Personal information
- Full name: Peter Andrew Jack
- Born: 26 September 1980 (age 45) Bellshill, Lanarkshire, Scotland
- Batting: Right-handed
- Bowling: Right-arm medium

Domestic team information
- 1999/00: Scotland

Career statistics
| Competition | List A |
| Matches | 1 |
| Runs scored | 0 |
| Batting average | – |
| 100s/50s | –/– |
| Top score | 0* |
| Balls bowled | 18 |
| Wickets | 0 |
| Bowling average | – |
| 5 wickets in innings | – |
| 10 wickets in match | – |
| Best bowling | – |
| Catches/stumpings | –/– |
- Source: Cricinfo, 15 July 2022

= Peter Jack =

Scottish cricketer

Peter Andrew Jack (born 26 September 1980) a Scottish former cricketer.
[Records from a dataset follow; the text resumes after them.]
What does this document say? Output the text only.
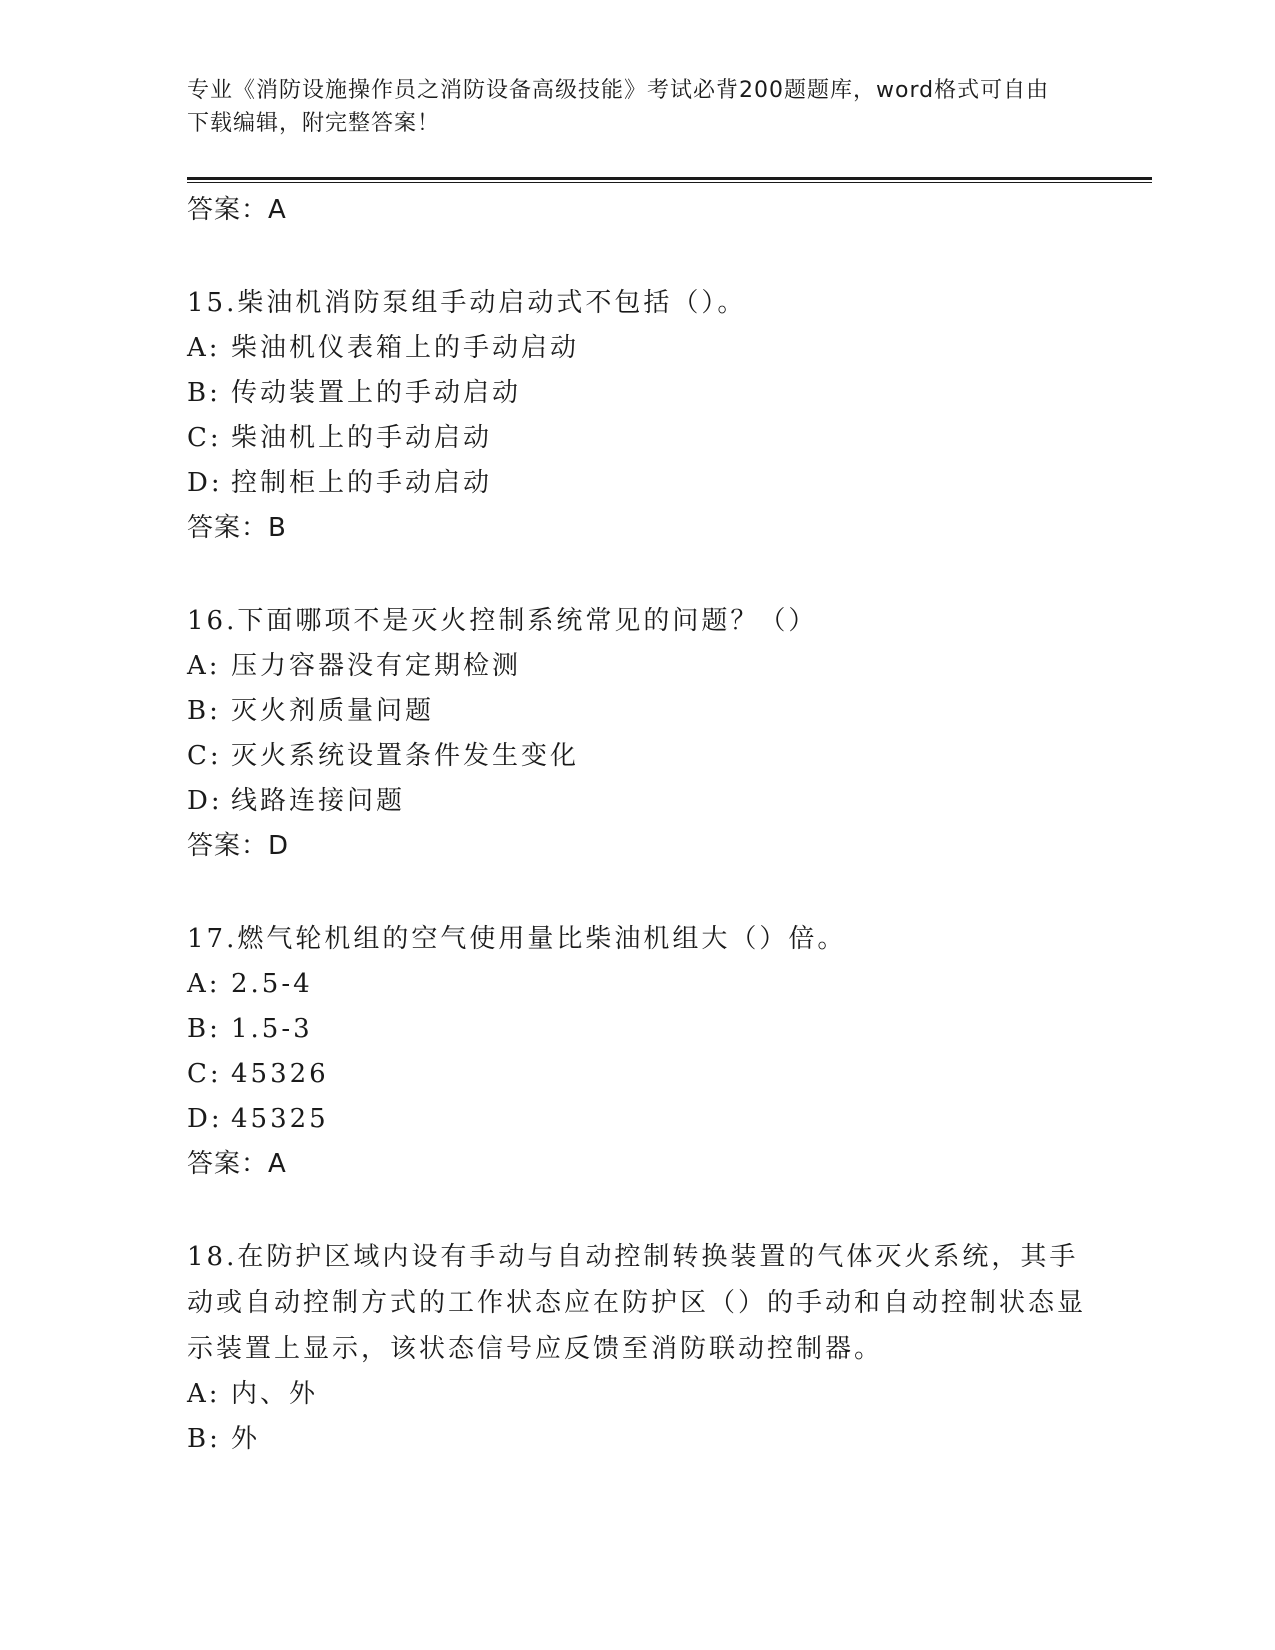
专业《消防设施操作员之消防设备高级技能》考试必背200题题库，word格式可自由下载编辑，附完整答案！
答案：A
15.柴油机消防泵组手动启动式不包括（）。
A: 柴油机仪表箱上的手动启动
B: 传动装置上的手动启动
C: 柴油机上的手动启动
D: 控制柜上的手动启动
答案：B
16.下面哪项不是灭火控制系统常见的问题？（）
A: 压力容器没有定期检测
B: 灭火剂质量问题
C: 灭火系统设置条件发生变化
D: 线路连接问题
答案：D
17.燃气轮机组的空气使用量比柴油机组大（）倍。
A: 2.5-4
B: 1.5-3
C: 45326
D: 45325
答案：A
18.在防护区域内设有手动与自动控制转换装置的气体灭火系统，其手动或自动控制方式的工作状态应在防护区（）的手动和自动控制状态显示装置上显示，该状态信号应反馈至消防联动控制器。
A: 内、外
B: 外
Jack was born in August 1980 at Bellshill, Lanarkshire. Having represented Scotland in age-group cricket, Jack made a single appearance for the senior Scotland team in a List A one-day match against the Netherlands at Harare in the 2000 ICC Six Nations Challenge. He did not play for Scotland again, but did continue to play club cricket for the West of Scotland and Prestwick until 2004. By 2012, Jack had given up playing cricket a number of years prior, with Neil Drysdale of CricketEurope suggesting his early introduction to the senior Scottish side had ruined him.